The video begins with Clive’s obsession with pencils (specifically the Blackwing 602) and sharpeners (the KUM two-step sharpener), but quickly evolves into a discussion of which method of writing, longhand or typing, is better. On this matter, he comes to several conclusions:
1. Writing by longhand is better for absorbing and retaining information.
2. Writing by longhand is better for big picture thinking and laying the foundation of your work.
3. Writing by longhand allows us to doodle, which helps us focus and make creative, lateral leaps.
4. Writing with a keyboard helps us overcome the “transcription fluency bottleneck” that stifles ideas.
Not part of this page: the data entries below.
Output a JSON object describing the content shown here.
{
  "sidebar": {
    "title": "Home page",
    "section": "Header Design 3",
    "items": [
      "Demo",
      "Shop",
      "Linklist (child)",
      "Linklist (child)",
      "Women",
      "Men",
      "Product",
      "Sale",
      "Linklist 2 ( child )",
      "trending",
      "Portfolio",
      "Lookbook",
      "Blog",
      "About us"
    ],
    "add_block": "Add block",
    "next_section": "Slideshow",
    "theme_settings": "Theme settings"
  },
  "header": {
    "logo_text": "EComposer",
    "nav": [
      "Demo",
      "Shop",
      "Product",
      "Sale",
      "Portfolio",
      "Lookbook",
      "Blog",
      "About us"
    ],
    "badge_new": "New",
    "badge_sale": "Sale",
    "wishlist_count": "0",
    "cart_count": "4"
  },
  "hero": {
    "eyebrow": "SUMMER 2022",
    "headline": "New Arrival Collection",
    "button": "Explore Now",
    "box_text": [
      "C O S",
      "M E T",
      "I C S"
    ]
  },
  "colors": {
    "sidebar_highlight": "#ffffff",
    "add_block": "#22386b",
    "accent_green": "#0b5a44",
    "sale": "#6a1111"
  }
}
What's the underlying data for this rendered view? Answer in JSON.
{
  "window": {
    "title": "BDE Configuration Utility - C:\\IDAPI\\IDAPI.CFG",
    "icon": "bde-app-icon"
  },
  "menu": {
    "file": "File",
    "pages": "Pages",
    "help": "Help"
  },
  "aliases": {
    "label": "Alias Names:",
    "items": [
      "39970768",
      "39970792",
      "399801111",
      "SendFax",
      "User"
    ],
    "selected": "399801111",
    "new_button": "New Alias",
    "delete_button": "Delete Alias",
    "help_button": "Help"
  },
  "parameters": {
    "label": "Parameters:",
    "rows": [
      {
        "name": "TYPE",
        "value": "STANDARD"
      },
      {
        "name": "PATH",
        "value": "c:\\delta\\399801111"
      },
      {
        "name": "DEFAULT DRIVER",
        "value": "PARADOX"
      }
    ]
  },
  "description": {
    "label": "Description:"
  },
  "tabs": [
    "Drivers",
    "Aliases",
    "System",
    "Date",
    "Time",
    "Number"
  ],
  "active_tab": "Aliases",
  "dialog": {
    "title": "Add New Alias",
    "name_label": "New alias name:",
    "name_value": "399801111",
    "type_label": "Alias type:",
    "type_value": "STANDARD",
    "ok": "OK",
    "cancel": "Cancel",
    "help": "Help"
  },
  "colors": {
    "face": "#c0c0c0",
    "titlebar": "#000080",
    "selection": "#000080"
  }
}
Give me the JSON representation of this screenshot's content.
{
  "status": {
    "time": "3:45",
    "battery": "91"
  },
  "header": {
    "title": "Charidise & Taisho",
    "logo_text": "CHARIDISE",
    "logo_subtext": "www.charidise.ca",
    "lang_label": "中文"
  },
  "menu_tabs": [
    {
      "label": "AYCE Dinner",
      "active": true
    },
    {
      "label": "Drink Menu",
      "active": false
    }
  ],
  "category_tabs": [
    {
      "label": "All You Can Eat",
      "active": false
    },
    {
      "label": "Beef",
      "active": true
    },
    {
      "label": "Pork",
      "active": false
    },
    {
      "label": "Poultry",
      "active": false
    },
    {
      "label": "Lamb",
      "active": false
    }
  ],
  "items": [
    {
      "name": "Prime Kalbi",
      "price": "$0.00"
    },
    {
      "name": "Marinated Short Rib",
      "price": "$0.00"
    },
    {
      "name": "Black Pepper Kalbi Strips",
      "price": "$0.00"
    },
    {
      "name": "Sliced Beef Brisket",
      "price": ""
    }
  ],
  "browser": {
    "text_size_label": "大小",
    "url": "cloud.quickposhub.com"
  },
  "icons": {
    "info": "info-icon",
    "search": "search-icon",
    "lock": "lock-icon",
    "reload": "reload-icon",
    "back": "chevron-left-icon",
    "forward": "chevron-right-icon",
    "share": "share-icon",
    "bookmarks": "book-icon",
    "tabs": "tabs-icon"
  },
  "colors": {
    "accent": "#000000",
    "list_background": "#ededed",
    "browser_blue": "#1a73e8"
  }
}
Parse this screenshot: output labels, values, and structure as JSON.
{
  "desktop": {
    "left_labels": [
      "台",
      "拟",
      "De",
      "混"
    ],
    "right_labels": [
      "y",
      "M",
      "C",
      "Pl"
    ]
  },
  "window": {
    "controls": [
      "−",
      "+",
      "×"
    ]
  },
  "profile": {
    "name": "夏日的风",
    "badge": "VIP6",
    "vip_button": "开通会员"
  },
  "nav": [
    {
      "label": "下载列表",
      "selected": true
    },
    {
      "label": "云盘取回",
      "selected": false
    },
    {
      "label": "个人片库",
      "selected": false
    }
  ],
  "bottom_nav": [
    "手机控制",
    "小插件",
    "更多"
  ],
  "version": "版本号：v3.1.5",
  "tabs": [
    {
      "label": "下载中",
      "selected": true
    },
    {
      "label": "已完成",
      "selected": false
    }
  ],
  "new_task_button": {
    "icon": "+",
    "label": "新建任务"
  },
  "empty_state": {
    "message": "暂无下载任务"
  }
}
But what exactly is the “transcription fluency bottleneck?” The transcription fluency bottleneck is defined as the point at which your thoughts are moving faster than you can record them. Clive states, “when your fingers can’t move as fast as your thoughts, your ideas suffer,” and anyone who has stumbled upon a brilliant idea only to have it fade away can attest to that. Luckily, Clive quotes a researcher who estimates this bottleneck is overcome at around 24 words per minute, a benchmark that is easily exceeded with a functioning keyboard and a bit of practice.
In an age before keyboards, however, people still sought to do things faster to overcome the transcription fluency bottleneck. The Blackwing 602’s slogan “Half the Pressure, Twice the Speed” is a testament to this. A pencil that promises to get your ideas down twice as fast as an ordinary pencil may sound crazy to some people, but it makes sense with transcription fluency in mind.
Clive closes his speech with “Type as quickly as you can and always carry a pencil.” I’d like to change the end of that quote to “always carry a pencil with smooth graphite.” You never know when inspiration might strike, and you’ll want a pencil that get’s you over the bottleneck.